Seperti diketahui, rasio gini merupakan ukuran yang paling sering digunakan dalam mengukur tingkat ketimpangan. Nilai rasio gini berkisar 0 (nol) hingga 1 (satu), di mana semakin mendekati 1 mengindikasikan tingkat ketimpangan yang semakin tinggi.
Tak bisa disangkal, PS sendiri adalah bagian dari kelompok elite super kaya ini. Kelompok 1% ini, menurut hitungan PS jumlahnya di Indonesia hanya berkisar 2,7 juta orang. Namun, inilah menariknya PS. Sikap konsistensi PS mengkontraskan antara kepentingan kelompok 1% dengan mayoritas akar rumput, sekaligus sikap PS tak segan memberikan kritik atas perilaku kelompok elit, mengesankan PS memiliki posisi politik berbeda dengan karakteristik kelompok elit pada umumnya.

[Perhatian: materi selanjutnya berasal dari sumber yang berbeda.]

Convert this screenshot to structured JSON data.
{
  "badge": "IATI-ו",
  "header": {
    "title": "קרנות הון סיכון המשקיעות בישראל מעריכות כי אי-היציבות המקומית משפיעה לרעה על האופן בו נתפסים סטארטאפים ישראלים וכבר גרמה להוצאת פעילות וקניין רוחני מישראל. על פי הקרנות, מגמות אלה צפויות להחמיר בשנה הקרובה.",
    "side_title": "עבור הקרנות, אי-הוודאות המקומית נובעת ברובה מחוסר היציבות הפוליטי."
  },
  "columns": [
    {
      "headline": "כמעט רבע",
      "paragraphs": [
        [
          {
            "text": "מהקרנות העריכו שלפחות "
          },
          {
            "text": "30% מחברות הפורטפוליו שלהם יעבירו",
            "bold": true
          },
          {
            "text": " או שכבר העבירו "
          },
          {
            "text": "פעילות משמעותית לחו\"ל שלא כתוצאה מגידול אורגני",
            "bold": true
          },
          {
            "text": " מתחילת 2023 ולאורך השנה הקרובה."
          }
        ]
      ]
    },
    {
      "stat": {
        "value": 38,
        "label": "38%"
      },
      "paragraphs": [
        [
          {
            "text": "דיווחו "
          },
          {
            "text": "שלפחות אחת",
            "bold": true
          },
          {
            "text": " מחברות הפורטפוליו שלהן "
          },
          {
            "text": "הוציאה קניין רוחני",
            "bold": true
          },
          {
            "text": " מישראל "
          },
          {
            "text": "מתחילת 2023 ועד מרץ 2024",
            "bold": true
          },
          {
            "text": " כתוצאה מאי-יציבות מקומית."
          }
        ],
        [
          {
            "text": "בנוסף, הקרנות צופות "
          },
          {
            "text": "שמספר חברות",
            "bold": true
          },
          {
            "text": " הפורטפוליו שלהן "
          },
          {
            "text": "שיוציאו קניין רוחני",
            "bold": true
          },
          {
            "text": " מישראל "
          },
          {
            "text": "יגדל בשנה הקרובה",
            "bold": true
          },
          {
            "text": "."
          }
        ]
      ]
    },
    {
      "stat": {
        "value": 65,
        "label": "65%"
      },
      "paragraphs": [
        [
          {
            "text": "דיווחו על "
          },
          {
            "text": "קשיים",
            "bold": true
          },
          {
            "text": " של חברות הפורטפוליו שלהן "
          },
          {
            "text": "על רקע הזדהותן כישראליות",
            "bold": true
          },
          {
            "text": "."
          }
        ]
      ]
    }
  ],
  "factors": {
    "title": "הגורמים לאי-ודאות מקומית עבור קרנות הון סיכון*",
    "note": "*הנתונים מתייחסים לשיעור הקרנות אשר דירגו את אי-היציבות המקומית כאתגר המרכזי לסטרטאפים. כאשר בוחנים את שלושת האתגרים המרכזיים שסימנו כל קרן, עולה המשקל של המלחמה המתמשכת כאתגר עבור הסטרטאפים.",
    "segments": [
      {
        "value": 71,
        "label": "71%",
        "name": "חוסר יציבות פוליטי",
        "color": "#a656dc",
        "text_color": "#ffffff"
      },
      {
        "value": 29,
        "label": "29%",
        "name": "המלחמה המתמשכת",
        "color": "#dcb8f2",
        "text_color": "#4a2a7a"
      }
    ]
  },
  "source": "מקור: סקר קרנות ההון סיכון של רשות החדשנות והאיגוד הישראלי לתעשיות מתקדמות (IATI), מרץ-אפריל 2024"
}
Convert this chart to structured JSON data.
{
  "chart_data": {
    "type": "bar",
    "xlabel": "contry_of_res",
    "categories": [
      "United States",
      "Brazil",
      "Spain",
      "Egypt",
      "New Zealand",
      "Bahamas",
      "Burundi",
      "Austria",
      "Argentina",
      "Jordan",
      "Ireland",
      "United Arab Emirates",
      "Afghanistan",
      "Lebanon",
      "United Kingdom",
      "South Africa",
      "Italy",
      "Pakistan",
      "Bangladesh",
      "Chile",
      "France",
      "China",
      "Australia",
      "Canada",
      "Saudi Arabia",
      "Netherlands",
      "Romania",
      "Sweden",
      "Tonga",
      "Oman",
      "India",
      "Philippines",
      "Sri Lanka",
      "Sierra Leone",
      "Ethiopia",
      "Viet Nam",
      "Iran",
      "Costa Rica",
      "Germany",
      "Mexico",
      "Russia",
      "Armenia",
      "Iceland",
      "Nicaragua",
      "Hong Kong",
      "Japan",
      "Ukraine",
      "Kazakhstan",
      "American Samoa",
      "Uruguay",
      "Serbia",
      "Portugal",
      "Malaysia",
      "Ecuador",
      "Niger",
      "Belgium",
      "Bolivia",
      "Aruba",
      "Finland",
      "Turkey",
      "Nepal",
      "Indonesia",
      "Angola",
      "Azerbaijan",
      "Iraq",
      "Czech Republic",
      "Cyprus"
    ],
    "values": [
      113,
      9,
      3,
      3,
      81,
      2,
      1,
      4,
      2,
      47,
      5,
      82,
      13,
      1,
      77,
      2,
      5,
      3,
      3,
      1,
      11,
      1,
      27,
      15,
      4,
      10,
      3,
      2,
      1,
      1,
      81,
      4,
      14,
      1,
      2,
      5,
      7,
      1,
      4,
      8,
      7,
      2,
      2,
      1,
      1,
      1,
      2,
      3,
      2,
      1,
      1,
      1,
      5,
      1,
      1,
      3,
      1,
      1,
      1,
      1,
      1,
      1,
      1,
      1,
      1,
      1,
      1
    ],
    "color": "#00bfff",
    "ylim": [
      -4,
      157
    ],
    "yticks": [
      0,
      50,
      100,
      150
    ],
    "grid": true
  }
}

Bahkan visi politik PS—setidaknya seperti terungkap dalam dua bukunya itu–terlihat cenderung anti-elitisme dan anti-oligarki. “Elit Indonesia tidak jujur” adalah judul satu sub-bab dalam buku PS. Sebaliknya di sisi lain, PS sering mengatakan akan mendorong langkah-langkah politik pro-rakyat dan ekonomi kerakyatan. Benarkah PS demikian? Sementara ini, setidaknya tendensi itu sedikit tercermin dalam ide MBG. Bagaimana selebihnya? Mari kita tunggu bersama tanggal mainnya. Wait and see.